I have an early 2011 macbook pro. 15 inch 2.0 i7 quad core. I didn't do any advanced configurations on it. (because it was already too expensive as it was.) I haven't had any issues with my macbook. You'll notice below I replaced some of the parts (fans). I haven't had any heating issues and the fans weren't worn out. I'm just extremely paranoid about laptop heat issues. So I replaced them and applied thermal paste to the GPU and CPU. I had planned to trade in early 2012 and get an upgrade. The early 2012 models aren't out yet, but they don't look to be a redesign. Only marginal stat increases. So I ended up spending about 350 dollars acquiring the following hardware:
(X2) CORSAIR 8GB DDR3 1333 (PC3 10600) Memory CMSA16GX3M2A1333C9
optibay enclosure for 2.5" SATA device
OCZ 120 GB Vertex 3 SATA III 6.0 Gb-s 2.5-Inch Solid State Drive VTX3-25SAT3-120G
USB enclosure for macbook superdrive
macbook pro left and right fan replacements
Arctic Silver 5 Thermal Compound
Should be said I used an anti-static mat under the notebook. Also used an antistatic bracelet. Unplugged all circuitry, lifted the board up, removed heat sinks from GPU and CPU. Cleaned each surface with a thermal paste prep substance. Not sure, but probably some type of alcohol compound. Applied plenty of thermal paste to each. Spread it out evenly. Put the heat sinks back on both. Put the board back in its place. I replaced my 4 gigs of ram with 16 gigs. I removed my hard drive and replaced it with the 120 gig solid state drive. I removed my dvd superdrive from the macbook. I installed the optibay enclosure in its place with the old hard drive. Installed the new fans for both CPU and GPU. Plugged all the circuitry back up. Turned on, everything works. Installed my old superdrive into a USB enclosure and use it externally now.
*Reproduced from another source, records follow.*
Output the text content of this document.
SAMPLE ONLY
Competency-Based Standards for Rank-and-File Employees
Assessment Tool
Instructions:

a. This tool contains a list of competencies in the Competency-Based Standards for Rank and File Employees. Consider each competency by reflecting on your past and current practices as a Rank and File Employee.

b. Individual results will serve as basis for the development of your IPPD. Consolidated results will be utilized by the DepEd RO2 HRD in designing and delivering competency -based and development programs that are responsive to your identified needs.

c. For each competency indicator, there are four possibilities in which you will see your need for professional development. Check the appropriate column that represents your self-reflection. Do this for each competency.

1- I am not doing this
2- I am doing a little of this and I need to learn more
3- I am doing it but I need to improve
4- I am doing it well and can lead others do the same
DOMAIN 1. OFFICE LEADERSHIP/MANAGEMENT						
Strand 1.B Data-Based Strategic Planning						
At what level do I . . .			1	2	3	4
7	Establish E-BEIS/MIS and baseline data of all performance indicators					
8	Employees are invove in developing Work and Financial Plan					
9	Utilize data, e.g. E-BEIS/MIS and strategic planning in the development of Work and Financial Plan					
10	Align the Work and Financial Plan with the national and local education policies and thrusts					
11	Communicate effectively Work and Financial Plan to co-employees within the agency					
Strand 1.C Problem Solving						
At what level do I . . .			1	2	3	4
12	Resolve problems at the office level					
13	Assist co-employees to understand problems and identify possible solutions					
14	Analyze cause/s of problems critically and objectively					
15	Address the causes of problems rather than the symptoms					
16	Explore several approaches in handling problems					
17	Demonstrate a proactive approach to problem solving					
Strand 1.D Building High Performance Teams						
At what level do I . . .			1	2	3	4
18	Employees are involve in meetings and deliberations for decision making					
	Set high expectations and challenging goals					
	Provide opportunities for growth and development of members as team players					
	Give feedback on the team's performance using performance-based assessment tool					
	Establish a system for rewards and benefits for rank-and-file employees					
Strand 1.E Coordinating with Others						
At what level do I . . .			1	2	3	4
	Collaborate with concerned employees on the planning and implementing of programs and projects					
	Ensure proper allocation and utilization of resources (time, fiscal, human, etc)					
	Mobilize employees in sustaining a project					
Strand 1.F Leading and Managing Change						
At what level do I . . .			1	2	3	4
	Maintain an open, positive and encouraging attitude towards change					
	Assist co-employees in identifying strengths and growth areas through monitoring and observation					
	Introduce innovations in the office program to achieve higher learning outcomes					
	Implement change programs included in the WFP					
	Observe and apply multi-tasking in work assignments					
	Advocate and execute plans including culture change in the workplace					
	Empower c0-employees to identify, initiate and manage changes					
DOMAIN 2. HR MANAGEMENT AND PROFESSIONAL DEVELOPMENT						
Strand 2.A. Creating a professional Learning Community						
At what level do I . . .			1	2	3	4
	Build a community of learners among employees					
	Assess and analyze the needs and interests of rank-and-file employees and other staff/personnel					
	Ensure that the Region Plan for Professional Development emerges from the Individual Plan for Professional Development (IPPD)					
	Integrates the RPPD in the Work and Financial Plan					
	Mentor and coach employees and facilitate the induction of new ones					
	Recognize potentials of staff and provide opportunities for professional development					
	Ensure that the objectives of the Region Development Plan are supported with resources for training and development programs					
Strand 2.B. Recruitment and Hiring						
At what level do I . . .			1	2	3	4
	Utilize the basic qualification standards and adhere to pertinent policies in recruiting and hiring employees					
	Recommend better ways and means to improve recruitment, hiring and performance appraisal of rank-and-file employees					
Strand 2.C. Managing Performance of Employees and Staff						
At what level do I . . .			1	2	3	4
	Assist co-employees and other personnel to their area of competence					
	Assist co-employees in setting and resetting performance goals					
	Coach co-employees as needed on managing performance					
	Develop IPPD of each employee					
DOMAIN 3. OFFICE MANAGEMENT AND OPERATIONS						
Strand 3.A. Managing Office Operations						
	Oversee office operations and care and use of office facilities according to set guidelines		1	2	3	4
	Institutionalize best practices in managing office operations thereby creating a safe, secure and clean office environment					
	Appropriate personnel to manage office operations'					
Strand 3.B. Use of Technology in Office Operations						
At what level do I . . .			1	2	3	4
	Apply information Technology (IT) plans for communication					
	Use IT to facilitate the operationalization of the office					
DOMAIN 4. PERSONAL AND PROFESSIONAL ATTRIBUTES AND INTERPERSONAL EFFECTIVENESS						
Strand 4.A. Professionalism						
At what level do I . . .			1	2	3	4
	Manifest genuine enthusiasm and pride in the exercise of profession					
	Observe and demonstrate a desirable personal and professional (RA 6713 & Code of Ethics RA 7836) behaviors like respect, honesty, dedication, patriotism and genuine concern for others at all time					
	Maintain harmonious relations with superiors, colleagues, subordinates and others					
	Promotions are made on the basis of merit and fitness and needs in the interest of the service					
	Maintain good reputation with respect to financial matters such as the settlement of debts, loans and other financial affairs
All in all, took about an hour. I was extra slow and careful. Especially about removing the connections on the board. It required a few different specialized screw drivers (phillips #00 and a torx t6) which I researched ahead of time. I've ended up installing OSX on the solid state drive and formatting the old 500 gig hard drive. It takes about 11 seconds now to totally boot osx. Up from 53 seconds as I timed it before the upgrades. I'm able to run multiple VMs with different operating systems now, thanks to the extra ram, without slowing to a crawl. The termal paste and fan have lowered the heat on the hardware substantially. I'm measuring an 9 degrees celsius drop. It was running in the low 80's with everything heated up. Now it's down to 71ish. Which is safely under spec.